Dr Rommel Tickoo, senior consultant, internal medicine, Max Hospital said keeping the doors and windows shut, especially at dawn and dusk, to keep mosquitoes out and using insect-repellent creams, aerosol sprays and bed nets would also help in keeping the vectors at bay. “As far as possible, wear full-sleeved shirts and trousers and don’t allow rainwater to collect, especially inside water tanks, coolers, water pots and tyres,” said Dr Tickoo.
To guard against food and water borne diarrhoea, typhoid and hepatitis A that causes jaundice, experts also say that one should avoid eating out much, especially at roadside eateries. Drinking only packaged or boiled water and eating freshly cooked food are some of the other must-dos.
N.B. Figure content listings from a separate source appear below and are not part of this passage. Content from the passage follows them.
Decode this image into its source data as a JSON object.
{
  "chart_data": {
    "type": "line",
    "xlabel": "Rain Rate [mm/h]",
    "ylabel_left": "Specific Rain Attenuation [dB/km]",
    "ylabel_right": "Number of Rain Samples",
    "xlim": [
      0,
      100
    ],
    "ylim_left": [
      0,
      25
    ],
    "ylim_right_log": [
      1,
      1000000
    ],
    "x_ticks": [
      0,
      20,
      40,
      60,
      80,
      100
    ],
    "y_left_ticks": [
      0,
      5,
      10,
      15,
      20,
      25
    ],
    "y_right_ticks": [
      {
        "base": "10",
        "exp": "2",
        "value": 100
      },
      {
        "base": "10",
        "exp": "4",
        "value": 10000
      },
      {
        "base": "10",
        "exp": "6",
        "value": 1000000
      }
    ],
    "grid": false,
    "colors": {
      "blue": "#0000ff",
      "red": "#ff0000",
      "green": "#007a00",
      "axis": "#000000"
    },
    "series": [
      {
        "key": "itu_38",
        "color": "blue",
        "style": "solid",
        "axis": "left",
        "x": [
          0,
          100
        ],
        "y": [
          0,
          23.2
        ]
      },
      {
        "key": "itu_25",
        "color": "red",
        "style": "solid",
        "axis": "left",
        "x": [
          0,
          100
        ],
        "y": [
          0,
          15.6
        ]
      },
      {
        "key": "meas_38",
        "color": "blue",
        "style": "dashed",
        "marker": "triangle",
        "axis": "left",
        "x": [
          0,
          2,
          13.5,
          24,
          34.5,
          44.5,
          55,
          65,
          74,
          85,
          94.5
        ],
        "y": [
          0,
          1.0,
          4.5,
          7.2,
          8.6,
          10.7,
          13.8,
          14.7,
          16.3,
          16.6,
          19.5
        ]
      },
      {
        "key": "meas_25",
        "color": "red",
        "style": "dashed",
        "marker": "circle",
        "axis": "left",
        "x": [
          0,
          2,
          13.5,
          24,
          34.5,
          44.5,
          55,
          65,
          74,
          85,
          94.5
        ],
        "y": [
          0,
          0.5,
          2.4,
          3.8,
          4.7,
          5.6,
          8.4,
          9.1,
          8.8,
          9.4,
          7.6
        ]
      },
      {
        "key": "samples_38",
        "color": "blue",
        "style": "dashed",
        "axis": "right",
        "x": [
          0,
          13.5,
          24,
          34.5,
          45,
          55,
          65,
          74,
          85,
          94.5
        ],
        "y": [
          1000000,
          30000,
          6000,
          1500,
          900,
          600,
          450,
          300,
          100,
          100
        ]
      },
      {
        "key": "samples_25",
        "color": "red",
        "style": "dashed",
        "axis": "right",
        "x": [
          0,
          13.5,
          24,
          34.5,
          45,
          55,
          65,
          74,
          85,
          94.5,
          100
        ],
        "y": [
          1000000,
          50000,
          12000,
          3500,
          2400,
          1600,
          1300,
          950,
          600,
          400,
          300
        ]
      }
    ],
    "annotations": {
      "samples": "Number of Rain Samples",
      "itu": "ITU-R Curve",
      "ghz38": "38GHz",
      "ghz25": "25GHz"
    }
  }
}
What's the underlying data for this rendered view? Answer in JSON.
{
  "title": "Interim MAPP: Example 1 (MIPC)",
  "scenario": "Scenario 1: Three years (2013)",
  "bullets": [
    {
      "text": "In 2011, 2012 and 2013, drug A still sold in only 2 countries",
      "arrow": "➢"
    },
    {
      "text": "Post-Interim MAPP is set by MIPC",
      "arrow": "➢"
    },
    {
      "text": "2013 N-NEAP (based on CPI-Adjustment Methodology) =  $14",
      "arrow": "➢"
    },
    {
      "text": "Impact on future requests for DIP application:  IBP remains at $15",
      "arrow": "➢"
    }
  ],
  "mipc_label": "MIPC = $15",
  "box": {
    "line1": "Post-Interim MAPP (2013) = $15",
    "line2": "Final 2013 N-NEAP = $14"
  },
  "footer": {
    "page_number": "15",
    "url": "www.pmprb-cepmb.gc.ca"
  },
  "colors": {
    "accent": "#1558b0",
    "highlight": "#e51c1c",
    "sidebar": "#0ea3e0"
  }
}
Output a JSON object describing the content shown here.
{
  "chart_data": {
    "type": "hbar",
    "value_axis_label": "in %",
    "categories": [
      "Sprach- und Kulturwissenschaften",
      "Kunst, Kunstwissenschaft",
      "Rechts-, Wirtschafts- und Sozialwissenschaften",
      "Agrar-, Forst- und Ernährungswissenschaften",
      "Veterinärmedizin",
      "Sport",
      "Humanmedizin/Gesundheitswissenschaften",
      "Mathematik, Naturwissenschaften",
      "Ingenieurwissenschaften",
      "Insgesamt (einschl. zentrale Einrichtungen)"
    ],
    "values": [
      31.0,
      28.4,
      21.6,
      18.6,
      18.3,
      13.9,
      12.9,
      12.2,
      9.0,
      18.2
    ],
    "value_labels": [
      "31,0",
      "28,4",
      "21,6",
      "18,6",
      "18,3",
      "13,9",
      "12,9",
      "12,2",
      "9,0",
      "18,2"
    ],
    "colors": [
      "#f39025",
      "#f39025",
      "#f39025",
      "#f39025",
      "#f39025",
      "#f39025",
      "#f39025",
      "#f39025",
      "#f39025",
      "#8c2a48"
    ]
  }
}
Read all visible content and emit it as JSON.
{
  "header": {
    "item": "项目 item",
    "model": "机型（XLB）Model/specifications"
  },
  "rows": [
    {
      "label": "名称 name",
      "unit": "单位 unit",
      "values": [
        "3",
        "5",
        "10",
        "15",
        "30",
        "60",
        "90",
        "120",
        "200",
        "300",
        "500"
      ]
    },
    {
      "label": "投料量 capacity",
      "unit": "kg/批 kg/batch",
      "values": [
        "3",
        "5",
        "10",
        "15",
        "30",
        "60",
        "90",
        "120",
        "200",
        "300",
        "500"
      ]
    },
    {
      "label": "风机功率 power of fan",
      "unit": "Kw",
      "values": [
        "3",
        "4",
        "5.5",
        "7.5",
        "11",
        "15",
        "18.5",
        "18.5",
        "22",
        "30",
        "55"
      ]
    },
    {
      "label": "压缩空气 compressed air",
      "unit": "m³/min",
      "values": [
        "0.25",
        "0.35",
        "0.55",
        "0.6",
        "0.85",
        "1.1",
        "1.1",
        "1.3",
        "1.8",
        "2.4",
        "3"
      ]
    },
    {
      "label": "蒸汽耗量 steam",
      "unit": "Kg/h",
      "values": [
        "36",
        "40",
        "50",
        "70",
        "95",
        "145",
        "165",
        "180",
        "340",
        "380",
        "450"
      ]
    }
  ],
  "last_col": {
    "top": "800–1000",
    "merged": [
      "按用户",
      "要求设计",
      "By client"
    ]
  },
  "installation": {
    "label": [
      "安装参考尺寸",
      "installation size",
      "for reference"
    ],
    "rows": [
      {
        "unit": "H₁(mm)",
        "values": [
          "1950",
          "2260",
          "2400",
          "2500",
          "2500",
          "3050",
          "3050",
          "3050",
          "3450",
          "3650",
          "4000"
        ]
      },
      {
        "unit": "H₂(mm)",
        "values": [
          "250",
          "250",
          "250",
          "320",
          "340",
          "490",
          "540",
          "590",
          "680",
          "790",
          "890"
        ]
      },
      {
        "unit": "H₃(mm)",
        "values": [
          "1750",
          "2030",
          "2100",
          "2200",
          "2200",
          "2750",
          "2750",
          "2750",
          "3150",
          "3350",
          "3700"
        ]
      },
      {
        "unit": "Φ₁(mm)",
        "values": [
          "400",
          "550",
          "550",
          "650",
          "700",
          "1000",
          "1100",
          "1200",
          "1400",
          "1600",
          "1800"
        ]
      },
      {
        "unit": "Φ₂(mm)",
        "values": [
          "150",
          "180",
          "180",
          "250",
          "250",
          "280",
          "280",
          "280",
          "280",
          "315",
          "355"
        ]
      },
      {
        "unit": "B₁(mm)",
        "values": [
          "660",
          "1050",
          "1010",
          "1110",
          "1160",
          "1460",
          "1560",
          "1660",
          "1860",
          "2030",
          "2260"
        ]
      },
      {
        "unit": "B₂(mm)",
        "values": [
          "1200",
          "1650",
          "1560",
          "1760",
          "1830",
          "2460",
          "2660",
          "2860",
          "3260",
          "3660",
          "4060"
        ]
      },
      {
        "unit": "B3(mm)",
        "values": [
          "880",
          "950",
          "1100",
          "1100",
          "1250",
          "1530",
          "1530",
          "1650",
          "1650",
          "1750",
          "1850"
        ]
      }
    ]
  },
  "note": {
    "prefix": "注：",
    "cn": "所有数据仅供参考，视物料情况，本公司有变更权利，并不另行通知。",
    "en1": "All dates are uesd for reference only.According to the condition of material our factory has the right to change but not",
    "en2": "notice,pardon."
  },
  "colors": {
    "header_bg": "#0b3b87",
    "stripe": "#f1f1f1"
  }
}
“Ice used in restaurants and juice stalls is another source of infection. Use swimming pools that are cleaned properly as these could be a source of infection too,” Tickoo added.
The government hospitals have designated wards to handle cases of dengue and malaria during the peak season.
“Patients come to us from all across the city and we are prepared for them. Anyone who comes with fever will be screened for dengue. There is a separate ward for dengue and malaria and around 50-60 beds set aside for them. We check regularly if there is stagnation of water in the hospital premises. If stagnant water is found, it is immediately cleared or sprayed with anti-larvae spray as per requirements,” said Dr Siddharth Ramji, medical superintendent, Lok Nayak hospital.